Co-authored-by: Claude Opus 4.7 (1M context) <noreply@anthropic.com>

Author: EliahKagan

git/cmd.py

@@ -1131,16 +1131,28 @@ def execute(
         information (stdout).
 
         :param command:
-            The command to execute. A sequence of program arguments is the
-            recommended form when `shell` is ``False`` (the default), e.g.
-            ``["git", "log", "-n", "1"]``.
-
-            A string is accepted, but with `shell` set to ``False`` it is passed
-            as a single executable name to :class:`subprocess.Popen`. For example,
-            ``"git log -n 1"`` looks for an executable literally named
-            ``git log -n 1`` and will fail with :class:`GitCommandNotFound`. To
-            split a command string into argv tokens, pass ``shlex.split(...)`` as
-            a sequence or set `shell` to ``True`` (see the warning below).
+            The command to execute. A sequence of program arguments is
+            recommended. A string is also accepted, but handling is
+            platform-dependent.
+
+            On Unix-like systems, a string is the whole program name (so
+            ``"git log -n 1"`` raises :class:`GitCommandNotFound`). On
+            Windows, the OS parses the string itself, so multi-word strings
+            can work but are not portable.
+
+            Avoid ``shell=True`` (and :attr:`Git.USE_SHELL`): the platform
+            shell interprets metacharacters such as ``;``, ``|``, ``&``,
+            and ``$(...)`` as syntax.
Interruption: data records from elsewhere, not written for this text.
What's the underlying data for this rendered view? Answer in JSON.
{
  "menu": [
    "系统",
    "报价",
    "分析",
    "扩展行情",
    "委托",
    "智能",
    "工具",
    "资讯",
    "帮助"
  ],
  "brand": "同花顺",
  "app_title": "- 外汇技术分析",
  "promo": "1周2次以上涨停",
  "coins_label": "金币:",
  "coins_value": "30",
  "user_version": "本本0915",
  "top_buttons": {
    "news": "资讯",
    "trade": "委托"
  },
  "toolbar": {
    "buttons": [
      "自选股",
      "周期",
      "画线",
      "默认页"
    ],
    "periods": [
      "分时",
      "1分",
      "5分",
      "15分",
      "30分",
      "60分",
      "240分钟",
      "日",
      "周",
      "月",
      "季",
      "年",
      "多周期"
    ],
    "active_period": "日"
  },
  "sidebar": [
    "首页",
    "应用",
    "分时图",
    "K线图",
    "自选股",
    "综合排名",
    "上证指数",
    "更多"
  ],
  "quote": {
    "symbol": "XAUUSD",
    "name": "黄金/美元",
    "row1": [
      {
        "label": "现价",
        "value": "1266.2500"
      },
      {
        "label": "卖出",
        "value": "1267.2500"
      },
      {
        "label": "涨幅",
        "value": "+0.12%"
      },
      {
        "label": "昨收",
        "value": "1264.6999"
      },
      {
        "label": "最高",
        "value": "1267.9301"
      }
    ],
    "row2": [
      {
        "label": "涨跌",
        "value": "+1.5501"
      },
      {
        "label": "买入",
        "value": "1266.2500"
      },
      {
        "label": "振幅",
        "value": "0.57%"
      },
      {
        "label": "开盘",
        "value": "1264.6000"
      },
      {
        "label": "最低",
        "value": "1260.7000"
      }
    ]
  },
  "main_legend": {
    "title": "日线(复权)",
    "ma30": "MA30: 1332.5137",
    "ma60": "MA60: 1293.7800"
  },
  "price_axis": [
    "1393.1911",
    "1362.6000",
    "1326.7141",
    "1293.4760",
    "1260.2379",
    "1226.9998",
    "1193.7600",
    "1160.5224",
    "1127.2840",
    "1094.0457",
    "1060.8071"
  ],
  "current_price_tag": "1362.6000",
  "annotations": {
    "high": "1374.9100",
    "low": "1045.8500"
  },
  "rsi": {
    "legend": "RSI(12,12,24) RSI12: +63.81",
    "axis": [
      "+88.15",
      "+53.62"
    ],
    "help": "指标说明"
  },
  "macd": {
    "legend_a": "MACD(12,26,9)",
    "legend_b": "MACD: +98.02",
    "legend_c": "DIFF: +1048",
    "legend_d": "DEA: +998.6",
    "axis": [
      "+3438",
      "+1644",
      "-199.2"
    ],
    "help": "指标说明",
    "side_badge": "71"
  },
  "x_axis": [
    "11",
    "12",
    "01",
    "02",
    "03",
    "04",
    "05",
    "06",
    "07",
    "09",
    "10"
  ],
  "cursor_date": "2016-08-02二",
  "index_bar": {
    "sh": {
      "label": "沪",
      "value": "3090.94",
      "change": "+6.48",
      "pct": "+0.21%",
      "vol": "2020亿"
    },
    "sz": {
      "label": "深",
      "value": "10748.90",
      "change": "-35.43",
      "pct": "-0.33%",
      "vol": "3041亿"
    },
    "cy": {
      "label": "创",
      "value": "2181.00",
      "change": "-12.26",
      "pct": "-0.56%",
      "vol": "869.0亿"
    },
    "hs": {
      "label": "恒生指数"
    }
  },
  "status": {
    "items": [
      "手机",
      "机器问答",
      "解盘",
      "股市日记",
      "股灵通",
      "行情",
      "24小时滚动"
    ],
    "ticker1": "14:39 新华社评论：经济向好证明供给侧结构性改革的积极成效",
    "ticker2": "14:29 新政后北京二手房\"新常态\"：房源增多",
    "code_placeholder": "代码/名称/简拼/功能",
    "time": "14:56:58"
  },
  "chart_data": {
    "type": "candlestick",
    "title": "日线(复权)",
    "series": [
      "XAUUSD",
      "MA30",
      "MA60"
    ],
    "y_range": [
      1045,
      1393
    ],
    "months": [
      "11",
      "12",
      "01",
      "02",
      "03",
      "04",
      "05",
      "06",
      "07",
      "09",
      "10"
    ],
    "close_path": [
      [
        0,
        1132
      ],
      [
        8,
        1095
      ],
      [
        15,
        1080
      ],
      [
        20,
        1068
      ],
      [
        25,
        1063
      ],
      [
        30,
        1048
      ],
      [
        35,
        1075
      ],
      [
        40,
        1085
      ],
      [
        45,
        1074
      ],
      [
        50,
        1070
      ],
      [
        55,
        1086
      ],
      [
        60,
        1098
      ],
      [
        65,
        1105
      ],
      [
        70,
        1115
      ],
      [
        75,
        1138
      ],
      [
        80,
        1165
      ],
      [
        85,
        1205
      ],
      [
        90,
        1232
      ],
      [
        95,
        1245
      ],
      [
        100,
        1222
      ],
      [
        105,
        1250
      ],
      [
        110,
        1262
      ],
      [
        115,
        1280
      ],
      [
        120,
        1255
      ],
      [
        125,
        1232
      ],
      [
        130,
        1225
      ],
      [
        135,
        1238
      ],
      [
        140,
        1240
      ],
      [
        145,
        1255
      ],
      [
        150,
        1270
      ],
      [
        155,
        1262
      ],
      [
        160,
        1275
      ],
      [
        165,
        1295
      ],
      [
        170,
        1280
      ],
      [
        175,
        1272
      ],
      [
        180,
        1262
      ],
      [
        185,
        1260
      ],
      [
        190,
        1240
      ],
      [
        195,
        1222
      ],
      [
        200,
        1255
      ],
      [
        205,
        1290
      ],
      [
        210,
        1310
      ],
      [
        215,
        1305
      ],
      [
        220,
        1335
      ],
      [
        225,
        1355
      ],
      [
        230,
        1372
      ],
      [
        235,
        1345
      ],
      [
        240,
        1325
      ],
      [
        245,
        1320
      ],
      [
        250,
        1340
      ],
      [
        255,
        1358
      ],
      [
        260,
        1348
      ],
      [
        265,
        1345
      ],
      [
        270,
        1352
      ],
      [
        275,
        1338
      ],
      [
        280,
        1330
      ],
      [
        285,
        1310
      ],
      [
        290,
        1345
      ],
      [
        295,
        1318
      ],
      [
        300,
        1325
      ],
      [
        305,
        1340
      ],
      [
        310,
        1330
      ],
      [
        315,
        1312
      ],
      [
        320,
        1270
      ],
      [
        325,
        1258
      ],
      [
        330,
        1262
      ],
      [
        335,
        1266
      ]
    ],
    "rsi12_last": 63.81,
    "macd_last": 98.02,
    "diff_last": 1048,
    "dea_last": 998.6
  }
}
Any untrusted text in the command
+            can then execute arbitrary OS commands. See :attr:`Git.USE_SHELL`.
+
+            :func:`shlex.split` is far safer than ``shell=True``. But it
+            parses POSIX shell syntax on all systems, and it is still
+            unsafe for anything but *fixed, fully trusted* strings. Do
+            not use it on strings built by interpolating values:
+            whitespace or quoting in an untrusted value can still inject
+            arguments. For input derived in any way from untrusted data,
+            build the argument sequence yourself, while ensuring each
+            argument is fully sanitized.
 
         :param istream:
             Standard input filehandle passed to :class:`subprocess.Popen`.
@@ -1208,6 +1220,10 @@ def execute(
             needed (nor useful) to work around any known operating system specific
             issues.
 
+            On Unix-like systems, when migrating away from passing string commands
+            with ``shell=True``, :func:`shlex.split` may serve as a transitional
+            step in rare cases, but this should be undertaken with extreme care.
+
         :param env:
             A dictionary of environment variables to be passed to
             :class:`subprocess.Popen`.